You’ll notice in the above that we start with a null character (0) followed by 12, 16, 10 and 0. 12 and 16 are a pointer to the the memory location of the next line of code (in “little endian” order, so 16 * 256 + 12 = 4108)

The next bytes, at location 4099 and 4100, are 10 and 0. This is the line number for that line of code (again, in little endian format).

Once you get past these 2 2 byte numbers, you have a code…. 153: 153 is the VIC 20 BASIC Keyword Code for the PRINT statement. All syntactically significant tokens (keywords and symbols) are reduced to a single byte (and TAB and SPC functions actually include their left parenthesis as part of this code). The VIC-20 Programmer’s Reference Guide lists out these values (some of these are just their PETSCII codes if individual characters):

VIC 20 BASIC Keyword Codes

You’ll notice that space (32) and double quote (34) are explicitly expressed, as are the individual digits of any number literals.

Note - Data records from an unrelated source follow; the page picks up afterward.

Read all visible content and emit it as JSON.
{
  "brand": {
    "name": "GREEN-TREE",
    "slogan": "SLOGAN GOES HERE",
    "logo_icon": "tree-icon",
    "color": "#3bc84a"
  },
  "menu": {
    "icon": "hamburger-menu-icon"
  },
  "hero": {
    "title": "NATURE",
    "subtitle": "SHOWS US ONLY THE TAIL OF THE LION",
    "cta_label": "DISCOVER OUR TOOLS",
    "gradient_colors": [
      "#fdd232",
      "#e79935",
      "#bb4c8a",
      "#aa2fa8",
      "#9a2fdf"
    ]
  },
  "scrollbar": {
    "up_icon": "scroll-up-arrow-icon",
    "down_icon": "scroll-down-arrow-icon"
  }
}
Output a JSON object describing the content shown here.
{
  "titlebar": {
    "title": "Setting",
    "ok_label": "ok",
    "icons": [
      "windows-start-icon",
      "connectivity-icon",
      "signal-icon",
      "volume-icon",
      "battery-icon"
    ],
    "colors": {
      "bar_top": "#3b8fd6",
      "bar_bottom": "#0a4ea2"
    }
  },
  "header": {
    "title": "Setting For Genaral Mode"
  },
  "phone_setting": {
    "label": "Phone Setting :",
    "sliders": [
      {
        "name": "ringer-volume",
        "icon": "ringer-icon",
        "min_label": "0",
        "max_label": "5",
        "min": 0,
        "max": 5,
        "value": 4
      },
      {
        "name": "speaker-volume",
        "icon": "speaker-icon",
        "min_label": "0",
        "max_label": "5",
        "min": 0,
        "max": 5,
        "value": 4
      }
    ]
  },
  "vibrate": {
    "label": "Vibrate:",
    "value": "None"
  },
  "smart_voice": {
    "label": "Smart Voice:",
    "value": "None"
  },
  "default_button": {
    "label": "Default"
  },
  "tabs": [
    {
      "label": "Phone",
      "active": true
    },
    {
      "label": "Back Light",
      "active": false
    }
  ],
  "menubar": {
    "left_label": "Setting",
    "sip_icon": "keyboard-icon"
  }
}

At the very end of the line is a 0/null again to terminate the line. (Fun part of this experiment: Setting a byte in the middle of the line to 0 makes the rest of the line unreadable by the BASIC interpreter!)

Modifying the code

For an easy first attempt at this, I’m going to just change location 4105 and 4106, which are the letters in HI

10 print "hi"
HI at 4104 and 4105

In the below code, I’m cycling the original H through the alphabet (65-90) and setting the original I with random values:

20 n=peek(4104)
30 x=peek(4105)
40 if n >= 90 then n=65
50 n=n+1
60 x=int(26*rnd(1)+65)
70 poke 4104,n
80 poke 4105,x
90 goto 10
The changing 2-letter strings from the self-modifying code

If you BREAK out of the program (Esc key in VICE emulator) after running and list the first few lines, you’ll see that the initial PRINT statement’s string has indeed changed:

The print statement has had its string changed.

What’s Next?

This is obviously a very trivial exercise of self-modifying code, but any modifications that require anything aside from 1:1 in-place replacement requires more planning: The lines of a program are variable in length, which means that inserting code requires shifting subsequent code in memory. Also, shifting code in memory requires updating all pointers that pointed to the original locations. The next exercise will probably be adding code to the end of the program rather than trying to insert it in the middle.